Der Digitalminister verweist darauf, dass es in seinem Aufgabenbereich ja große Fortschritte gegeben habe. Als Beispiel nennt er die sogenannten "BayernPackages" aus seinem Hause: Hier kann sich jede Kommunalbehörde eine passende Lösung für viele Online-Bürger-Dienste bestellen – vorausgesetzt, sie beteiligt sich zur Hälfte an den Kosten.
Dies könne aber nur eine Zwischenlösung sein auf dem Weg zur Gesamtlösung für die Kommunen, kommentiert Brandl für den Gemeindetag. Die hälftige Aufteilung der Kosten gelte zunächst nur für zwei Jahre.
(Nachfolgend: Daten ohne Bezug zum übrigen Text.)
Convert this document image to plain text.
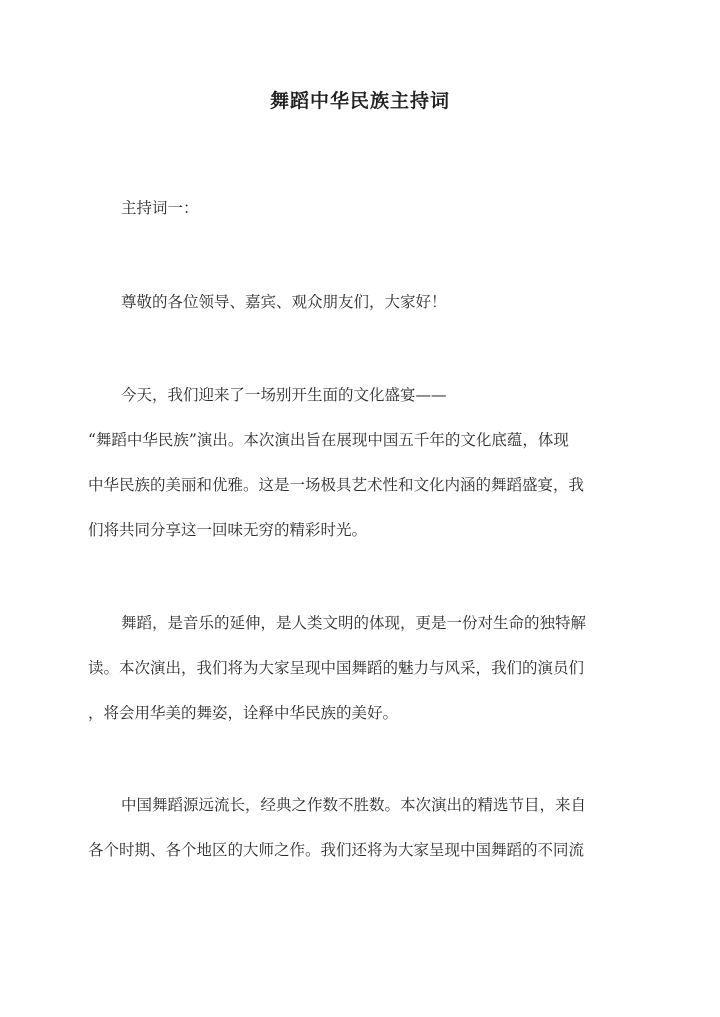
舞蹈中华民族主持词
主持词一：
尊敬的各位领导、嘉宾、观众朋友们，大家好！
今天，我们迎来了一场别开生面的文化盛宴——
“舞蹈中华民族”演出。本次演出旨在展现中国五千年的文化底蕴，体现
中华民族的美丽和优雅。这是一场极具艺术性和文化内涵的舞蹈盛宴，我
们将共同分享这一回味无穷的精彩时光。
舞蹈，是音乐的延伸，是人类文明的体现，更是一份对生命的独特解
读。本次演出，我们将为大家呈现中国舞蹈的魅力与风采，我们的演员们
，将会用华美的舞姿，诠释中华民族的美好。
中国舞蹈源远流长，经典之作数不胜数。本次演出的精选节目，来自
各个时期、各个地区的大师之作。我们还将为大家呈现中国舞蹈的不同流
Der Rollout der BayernPackages, die mit der großen, bayernweiten Lösung kompatibel sein sollen, wird jedoch komplett vom Digitalministerium finanziert.
Neues Ziel: März 2025
Die Landtags-Grünen würden auch noch gern ein Wörtchen mitreden, wie der IT-Spezialist Benjamin Adjei, digitalpolitischer Sprecher der Fraktion, BR24 sagt: "Ich fordere eine Reform der Zukunftskommission hin zu mehr Einbindung der Öffentlichkeit und auch von uns als Landtagsopposition." Finanzminister Füracker blickt jetzt auf kommenden März: "Wir glauben, bis ins Frühjahr hinein identifizieren zu können, wann was umgesetzt sein könnte".